Here’s a great article by Jason Zweig who says the universe of stocks is shrinking making it more difficult for investors to find undervalued opportunities.
Here’s an excerpt from that article:
In less than two decades, more than half of all publicly traded companies have disappeared. There were 7,355 U.S. stocks in November 1997, according to the Center for Research in Security Prices at the University of Chicago’s Booth School of Business. Nowadays, there are fewer than 3,600.
A close look at the data helps explain why stock pickers have been underperforming. And the shrinking number of companies should make all investors more skeptical about the market-beating claims of recently trendy strategies.
Back in November 1997, there were more than 2,500 small stocks and nearly 4,000 tiny “microcap” stocks, according to CRSP. At the end of 2016, fewer than 1,200 small and just under 1,900 microcap stocks were left.
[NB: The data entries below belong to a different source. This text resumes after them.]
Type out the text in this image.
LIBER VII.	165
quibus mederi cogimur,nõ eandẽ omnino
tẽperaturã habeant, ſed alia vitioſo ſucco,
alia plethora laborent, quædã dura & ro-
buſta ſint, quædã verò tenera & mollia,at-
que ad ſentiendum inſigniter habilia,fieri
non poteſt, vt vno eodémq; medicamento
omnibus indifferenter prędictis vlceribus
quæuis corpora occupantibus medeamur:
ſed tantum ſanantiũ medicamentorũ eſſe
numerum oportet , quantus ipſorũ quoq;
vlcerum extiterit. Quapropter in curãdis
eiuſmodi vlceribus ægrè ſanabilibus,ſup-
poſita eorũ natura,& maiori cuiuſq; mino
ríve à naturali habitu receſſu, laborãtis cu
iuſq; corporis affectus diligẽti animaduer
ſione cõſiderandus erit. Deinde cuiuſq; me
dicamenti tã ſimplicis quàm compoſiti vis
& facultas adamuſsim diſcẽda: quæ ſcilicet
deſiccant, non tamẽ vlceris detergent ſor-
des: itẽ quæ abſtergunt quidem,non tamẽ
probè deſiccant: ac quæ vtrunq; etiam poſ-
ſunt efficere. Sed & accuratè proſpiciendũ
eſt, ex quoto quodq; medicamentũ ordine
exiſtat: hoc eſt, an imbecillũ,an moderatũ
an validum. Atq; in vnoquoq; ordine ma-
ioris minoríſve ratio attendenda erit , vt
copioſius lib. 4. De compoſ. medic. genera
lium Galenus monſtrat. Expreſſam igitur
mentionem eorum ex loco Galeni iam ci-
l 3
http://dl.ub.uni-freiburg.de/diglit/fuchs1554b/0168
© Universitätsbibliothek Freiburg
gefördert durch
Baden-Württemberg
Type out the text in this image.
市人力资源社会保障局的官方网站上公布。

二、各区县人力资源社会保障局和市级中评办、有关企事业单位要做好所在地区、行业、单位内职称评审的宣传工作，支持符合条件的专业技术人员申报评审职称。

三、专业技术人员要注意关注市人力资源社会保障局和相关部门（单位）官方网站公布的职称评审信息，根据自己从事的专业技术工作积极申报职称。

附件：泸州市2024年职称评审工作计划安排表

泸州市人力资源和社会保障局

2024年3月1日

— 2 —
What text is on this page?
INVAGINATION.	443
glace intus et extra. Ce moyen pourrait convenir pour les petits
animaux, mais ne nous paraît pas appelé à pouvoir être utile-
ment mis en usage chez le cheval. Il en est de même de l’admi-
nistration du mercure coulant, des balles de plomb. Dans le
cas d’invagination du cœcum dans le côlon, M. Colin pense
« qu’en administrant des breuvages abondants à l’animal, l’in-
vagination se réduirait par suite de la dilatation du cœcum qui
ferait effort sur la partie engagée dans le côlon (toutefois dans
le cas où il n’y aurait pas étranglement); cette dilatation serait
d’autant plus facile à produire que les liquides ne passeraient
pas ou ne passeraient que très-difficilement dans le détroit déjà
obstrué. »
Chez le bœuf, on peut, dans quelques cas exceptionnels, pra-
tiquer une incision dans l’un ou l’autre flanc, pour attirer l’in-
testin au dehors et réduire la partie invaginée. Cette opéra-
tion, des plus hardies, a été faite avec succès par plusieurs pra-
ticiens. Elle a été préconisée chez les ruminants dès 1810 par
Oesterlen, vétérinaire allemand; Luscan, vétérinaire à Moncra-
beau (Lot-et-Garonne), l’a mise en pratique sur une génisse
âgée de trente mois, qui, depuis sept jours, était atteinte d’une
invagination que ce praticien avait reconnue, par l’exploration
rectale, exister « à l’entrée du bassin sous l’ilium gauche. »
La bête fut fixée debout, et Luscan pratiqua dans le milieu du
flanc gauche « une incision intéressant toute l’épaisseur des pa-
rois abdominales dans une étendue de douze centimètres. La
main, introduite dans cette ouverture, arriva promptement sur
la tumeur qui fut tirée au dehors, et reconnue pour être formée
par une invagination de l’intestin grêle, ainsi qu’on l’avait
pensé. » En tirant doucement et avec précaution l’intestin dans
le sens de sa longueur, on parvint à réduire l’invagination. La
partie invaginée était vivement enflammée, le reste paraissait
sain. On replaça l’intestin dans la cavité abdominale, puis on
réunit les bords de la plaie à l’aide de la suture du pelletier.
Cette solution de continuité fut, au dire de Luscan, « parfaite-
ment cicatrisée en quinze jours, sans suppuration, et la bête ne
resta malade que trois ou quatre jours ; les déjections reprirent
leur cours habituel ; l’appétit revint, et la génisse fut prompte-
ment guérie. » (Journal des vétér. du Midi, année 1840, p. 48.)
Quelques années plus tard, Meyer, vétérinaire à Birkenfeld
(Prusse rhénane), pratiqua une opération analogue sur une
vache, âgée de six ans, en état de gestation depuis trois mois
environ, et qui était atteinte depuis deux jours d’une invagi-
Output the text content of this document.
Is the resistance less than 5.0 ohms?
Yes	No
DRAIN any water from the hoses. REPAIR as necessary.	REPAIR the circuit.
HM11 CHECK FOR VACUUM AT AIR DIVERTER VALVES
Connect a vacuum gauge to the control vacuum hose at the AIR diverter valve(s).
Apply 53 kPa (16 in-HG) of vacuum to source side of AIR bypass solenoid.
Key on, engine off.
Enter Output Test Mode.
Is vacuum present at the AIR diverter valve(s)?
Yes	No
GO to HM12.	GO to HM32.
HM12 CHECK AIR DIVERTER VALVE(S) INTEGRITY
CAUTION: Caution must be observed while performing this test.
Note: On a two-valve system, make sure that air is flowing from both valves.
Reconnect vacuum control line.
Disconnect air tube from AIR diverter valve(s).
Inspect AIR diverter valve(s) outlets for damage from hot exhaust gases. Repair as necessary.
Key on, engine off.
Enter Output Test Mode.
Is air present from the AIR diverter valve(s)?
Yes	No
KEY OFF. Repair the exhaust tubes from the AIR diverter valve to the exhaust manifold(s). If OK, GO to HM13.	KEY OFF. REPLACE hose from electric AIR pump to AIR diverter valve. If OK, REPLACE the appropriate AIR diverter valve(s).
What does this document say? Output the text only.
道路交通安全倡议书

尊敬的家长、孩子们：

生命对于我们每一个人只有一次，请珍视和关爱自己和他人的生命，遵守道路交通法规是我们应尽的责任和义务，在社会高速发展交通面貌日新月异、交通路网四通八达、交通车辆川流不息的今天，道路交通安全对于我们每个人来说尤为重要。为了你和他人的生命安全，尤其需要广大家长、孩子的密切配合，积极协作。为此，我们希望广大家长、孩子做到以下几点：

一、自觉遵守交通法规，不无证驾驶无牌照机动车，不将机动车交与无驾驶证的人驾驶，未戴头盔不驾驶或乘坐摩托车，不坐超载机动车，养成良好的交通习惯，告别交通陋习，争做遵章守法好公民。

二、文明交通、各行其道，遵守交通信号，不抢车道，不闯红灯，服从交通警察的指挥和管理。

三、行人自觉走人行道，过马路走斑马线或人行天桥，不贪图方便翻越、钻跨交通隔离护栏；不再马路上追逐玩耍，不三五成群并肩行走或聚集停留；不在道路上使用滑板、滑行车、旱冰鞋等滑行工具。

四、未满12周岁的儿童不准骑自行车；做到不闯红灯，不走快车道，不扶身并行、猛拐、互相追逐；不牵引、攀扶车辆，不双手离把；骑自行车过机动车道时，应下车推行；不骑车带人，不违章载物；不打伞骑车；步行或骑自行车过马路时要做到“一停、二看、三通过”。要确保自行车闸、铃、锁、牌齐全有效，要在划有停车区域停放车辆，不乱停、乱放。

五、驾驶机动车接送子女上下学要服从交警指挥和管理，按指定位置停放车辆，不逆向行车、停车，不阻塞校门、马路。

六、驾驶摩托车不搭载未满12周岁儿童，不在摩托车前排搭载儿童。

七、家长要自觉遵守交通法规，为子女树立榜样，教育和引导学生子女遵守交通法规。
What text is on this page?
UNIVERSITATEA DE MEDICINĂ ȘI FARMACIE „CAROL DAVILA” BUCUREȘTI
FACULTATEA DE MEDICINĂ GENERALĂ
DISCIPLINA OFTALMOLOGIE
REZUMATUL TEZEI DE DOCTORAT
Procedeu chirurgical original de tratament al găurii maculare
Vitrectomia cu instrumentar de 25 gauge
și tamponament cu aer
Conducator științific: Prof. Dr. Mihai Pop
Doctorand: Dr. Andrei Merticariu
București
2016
Most of those companies melted away between 2000 and 2012, but the numbers so far show no signs of recovering.
Several factors explain the shrinking number of stocks, analysts say, including the regulatory red tape that discourages smaller companies from going and staying public; the flood of venture-capital funding that enables young companies to stay private longer; and the rise of private-equity funds, whose buyouts take shares off the public market.
For stock pickers, differentiating among the remaining choices is “an even harder game” than it was when the market consisted of twice as many companies, says Michael Mauboussin, an investment strategist at Credit Suisse in New York who wrote a report this spring titled “The Incredible Shrinking Universe of Stocks.”